In een boek lijkt het een doodzonde om personages te vereenvoudigen tot typen en karakters, individuen te vernauwen tot gesloten verzameling van onveranderlijke eigenschappen. In een boek zijn mensen functies van omstandigheden die, bij gebrek aan andere methoden van expressie, zo zorgvuldig mogelijk dienen te worden opgetekend geen ontsnappen mogelijk.

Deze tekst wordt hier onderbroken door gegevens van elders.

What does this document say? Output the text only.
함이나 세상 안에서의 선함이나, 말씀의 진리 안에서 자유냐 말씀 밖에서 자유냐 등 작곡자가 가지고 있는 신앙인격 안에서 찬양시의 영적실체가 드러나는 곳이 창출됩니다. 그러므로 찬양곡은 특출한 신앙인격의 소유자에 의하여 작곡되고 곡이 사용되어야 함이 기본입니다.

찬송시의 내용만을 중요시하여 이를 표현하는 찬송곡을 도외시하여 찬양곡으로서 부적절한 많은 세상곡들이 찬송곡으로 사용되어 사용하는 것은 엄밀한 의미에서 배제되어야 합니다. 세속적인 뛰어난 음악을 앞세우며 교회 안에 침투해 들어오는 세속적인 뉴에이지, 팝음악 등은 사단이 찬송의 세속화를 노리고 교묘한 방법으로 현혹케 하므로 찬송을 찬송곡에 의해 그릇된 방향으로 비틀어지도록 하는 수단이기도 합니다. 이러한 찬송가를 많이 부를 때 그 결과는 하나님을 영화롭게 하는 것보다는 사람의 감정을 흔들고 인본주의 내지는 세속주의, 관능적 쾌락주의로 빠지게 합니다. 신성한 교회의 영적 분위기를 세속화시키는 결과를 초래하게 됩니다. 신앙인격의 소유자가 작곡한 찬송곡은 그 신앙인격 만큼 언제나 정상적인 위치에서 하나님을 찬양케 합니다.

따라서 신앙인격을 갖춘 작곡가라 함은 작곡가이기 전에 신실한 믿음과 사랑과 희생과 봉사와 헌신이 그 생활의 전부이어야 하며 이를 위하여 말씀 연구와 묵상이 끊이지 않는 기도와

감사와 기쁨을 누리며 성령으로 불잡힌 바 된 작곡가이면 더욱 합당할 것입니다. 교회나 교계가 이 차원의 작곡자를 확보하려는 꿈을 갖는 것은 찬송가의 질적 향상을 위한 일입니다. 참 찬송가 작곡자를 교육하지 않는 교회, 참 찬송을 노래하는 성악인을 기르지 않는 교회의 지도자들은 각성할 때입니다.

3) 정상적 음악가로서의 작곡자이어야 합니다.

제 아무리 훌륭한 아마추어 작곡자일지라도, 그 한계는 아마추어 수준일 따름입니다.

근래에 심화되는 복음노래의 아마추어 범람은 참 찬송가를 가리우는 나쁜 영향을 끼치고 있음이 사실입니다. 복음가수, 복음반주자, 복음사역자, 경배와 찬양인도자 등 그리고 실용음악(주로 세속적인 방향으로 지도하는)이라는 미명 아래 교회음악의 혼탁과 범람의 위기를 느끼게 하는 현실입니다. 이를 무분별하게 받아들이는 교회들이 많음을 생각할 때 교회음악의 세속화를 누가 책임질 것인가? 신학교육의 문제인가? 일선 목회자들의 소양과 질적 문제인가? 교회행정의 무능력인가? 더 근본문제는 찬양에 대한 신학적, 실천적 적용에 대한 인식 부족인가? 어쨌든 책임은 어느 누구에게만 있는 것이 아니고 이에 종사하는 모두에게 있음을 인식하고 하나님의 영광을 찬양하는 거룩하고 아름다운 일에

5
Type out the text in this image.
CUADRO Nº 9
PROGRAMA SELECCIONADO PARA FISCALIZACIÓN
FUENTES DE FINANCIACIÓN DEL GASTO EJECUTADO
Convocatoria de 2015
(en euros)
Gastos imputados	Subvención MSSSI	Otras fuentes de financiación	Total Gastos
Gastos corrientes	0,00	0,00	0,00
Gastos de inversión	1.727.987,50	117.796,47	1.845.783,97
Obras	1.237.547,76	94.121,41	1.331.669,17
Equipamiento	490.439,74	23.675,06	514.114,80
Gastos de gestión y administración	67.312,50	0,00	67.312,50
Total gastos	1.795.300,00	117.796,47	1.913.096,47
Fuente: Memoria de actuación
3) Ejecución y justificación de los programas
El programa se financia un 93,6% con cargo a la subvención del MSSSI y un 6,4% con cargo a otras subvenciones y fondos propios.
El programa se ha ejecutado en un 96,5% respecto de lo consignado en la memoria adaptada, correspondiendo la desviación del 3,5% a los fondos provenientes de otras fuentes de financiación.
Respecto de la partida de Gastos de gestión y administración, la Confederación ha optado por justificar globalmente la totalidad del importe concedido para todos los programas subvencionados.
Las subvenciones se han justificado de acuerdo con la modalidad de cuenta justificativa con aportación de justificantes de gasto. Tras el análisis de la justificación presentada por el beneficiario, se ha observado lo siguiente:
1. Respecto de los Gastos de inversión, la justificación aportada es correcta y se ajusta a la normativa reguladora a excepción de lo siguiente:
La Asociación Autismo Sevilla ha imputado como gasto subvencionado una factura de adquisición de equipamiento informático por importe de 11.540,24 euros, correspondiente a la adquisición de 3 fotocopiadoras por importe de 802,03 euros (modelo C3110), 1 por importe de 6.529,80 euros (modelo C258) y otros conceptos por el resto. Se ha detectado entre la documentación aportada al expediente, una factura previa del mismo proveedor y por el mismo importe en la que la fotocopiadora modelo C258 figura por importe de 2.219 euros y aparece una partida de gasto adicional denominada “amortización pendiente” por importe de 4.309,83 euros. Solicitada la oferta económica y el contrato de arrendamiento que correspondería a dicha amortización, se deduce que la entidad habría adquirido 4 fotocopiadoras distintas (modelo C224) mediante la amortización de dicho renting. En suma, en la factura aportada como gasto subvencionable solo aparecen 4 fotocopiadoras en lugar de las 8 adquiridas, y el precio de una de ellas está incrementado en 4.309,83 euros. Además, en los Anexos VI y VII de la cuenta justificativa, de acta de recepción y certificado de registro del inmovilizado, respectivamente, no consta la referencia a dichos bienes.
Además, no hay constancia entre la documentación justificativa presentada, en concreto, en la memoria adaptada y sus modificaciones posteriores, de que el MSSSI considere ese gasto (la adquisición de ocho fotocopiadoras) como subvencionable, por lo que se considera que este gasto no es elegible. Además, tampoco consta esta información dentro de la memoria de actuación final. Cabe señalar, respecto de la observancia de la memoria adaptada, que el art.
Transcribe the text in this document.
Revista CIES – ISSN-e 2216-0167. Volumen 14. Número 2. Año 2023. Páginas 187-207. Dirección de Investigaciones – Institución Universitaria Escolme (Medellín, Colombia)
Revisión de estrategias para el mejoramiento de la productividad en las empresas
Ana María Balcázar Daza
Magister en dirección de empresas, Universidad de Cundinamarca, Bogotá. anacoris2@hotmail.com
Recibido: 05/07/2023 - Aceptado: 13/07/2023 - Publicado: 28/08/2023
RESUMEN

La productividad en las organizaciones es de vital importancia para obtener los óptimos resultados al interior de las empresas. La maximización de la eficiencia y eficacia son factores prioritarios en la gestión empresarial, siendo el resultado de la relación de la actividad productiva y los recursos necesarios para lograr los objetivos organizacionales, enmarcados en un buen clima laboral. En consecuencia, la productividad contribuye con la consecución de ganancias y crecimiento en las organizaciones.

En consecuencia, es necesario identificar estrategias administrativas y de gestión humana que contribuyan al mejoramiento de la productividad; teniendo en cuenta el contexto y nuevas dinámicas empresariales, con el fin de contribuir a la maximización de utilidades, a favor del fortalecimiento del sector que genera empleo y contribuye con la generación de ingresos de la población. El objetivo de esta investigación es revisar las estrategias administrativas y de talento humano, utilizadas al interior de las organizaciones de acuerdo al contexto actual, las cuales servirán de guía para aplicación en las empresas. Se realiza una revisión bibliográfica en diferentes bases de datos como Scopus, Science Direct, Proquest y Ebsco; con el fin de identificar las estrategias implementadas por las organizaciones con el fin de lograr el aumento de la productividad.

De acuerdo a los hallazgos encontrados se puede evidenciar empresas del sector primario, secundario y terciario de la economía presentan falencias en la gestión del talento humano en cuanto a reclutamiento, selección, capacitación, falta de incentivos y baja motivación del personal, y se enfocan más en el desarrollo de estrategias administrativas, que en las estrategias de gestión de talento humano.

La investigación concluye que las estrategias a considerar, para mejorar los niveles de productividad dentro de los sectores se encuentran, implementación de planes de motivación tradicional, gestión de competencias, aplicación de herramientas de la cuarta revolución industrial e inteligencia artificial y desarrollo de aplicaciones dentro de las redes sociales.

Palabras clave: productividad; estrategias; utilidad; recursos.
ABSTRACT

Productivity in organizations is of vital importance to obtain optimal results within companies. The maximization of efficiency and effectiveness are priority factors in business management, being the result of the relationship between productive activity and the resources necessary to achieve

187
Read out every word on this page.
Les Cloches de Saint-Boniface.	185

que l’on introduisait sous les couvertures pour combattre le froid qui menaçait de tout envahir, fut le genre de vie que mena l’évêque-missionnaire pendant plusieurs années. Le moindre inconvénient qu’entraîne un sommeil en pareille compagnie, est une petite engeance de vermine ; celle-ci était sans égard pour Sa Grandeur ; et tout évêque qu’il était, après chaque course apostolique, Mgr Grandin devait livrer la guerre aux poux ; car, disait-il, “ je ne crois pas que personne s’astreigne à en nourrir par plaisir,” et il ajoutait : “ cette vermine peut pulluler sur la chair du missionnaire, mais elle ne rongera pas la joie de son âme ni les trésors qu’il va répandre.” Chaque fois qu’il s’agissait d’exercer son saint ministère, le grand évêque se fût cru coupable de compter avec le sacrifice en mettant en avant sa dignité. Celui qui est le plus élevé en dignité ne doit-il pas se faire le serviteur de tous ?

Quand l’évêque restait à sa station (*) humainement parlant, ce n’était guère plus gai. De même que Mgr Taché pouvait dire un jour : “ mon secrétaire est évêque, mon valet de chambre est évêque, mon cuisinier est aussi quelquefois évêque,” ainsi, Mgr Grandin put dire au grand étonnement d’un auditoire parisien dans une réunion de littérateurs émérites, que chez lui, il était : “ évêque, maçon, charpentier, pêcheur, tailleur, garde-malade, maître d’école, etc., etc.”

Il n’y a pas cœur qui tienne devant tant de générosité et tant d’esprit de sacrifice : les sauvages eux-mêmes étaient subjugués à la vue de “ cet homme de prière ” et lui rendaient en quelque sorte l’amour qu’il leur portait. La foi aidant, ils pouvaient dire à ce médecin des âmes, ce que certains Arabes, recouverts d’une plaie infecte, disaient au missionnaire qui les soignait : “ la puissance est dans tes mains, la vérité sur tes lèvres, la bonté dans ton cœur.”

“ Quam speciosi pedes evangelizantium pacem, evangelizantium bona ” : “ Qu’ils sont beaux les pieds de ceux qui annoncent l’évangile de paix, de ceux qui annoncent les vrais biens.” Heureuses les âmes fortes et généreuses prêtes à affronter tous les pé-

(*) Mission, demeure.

Opera is als medium vergeeflijker. De suggestiviteit van de muziek speelt als het goed is zelfs de onverteerbaarste lacunes weg, waardoor je tijdelijk bereid bent de verschrikkelijkste onzin te geloven en ook in scènes als die waarin de zeeman Daland Holländer ontmoet, het lachen je vergaat van muzisch toegespitste concentratie. Holländer, het zwerven moe, smeekt Daland om logies en graag iets huwbaars voor erbij. Hij stelt de gever van dat felbegeerde een enorme schat in het vooruitzicht. Hun onderhandelen is prachtig. H. doet het voorstel. «D: Was muss ich hören? H: Hast du eine Tochter? D: Fürwahr, ein treues Kind! H: Sie sei mein Weib.» Volgt na gedane zaken het duet van de gezworenen, met Daland volgens Wagner «freudig betroffen»: zijn dochter Senta eindelijk onder de pannen. Nu horen we ons boos te maken. In emancipatoire zin is er in de vijftig jaar die Mozarts uiterst vrouwvijandige Die Zauberflöte van de jonge Wagner scheiden niets gebeurd, een schande. Wat doen de meisjes (treffend aangeduid als «Mädchen») in de tweede acte? Zij weven! Aan het spinnewiel! En zingen huppelend van binnenpret een vrolijk meisjeslied. «Summ und brumm, du gutes Rädchen, munter, munter dreh dich um.» Wat zei Sarastro in Die Zauberflöte? «Das Weib tut wenig/ plaudert viel.» Zo dacht men toen, en niets heeft de geschiedenis de mens geleerd! Maar verder toch: gezegend was de tijd waarin een avond van trompetteren en tremoleren nog volstond om onze bange wereld op zijn kop te zetten.
Leer ons weer sprookjes te geloven, Vader. Net als vroeger.
Der fliegende Holländer
Daniel Barenboim, Staatskapelle Berlin, Chor der Staatsoper Berlin, Jane Eaglen (Senta), Falk Struckmann (Holländer), Peter Seiffert (Erik), Robert Holl (Daland).